今回は、富良野での番組収録について書きました。
対談 倉本聰VS.鈴井貴之
北海道・富良野に行ってきた。
脚本家の倉本聰さんにお会いするためだ。
いや、それだけではない。
プロデューサーとして対談番組を収録してきたのだ。
対談の成否はテーマと組み合わせで決まる。
今回、倉本さんと向き合ったのは鈴井貴之さん。
ローカル番組でありながら、全国的な人気を誇る「水曜どうでしょう」で、大泉洋さんとコンビを組んできた“あの人”だ。
鈴井さんは俳優であるだけでなく、自ら脚本を書き、舞台の演出や映画監督もする、一種のマルチ・クリエイターである。

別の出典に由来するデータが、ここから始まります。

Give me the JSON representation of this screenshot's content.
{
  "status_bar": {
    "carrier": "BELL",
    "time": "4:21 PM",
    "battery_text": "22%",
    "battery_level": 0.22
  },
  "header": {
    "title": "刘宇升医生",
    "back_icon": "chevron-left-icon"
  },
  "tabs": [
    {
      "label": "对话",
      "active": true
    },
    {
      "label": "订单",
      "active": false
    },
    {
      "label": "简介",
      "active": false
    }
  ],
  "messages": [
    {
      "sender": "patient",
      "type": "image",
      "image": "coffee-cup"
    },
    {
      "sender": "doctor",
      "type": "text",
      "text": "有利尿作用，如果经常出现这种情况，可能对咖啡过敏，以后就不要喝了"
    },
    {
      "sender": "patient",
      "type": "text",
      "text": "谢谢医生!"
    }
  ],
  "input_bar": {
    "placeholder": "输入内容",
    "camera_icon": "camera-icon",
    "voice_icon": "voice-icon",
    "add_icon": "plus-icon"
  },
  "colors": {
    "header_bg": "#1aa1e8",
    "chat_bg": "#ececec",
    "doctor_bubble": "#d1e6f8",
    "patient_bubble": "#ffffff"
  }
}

共に北海道を拠点に創作活動を続ける倉本さんと鈴井さん。
この二人が「テレビの現在」をめぐって対談をしたら、どんな話が飛び出すだろう。
そんな素朴かつ強烈な興味からこの企画は生まれた。
いわば、「テレビによるテレビ論」の試みだ。
対談は延々二時間に及んだ。
ただし番組枠は三十分しかない。
残念ながら、かなりの部分をカットせざるを得ないが、必ず入れたい発言がいくつもある。
たとえば、「創作」という言葉について倉本さんはこう語った。
「知識と金で、前例にならってつくるのが“作”。
金がなくても智恵で零から前例にないものを生み出すのが“創”。
今のテレビは創が僅かで、作ばかりが横行しているのではないか」
自戒を込めて、番組の中で使わせていただくつもりだ。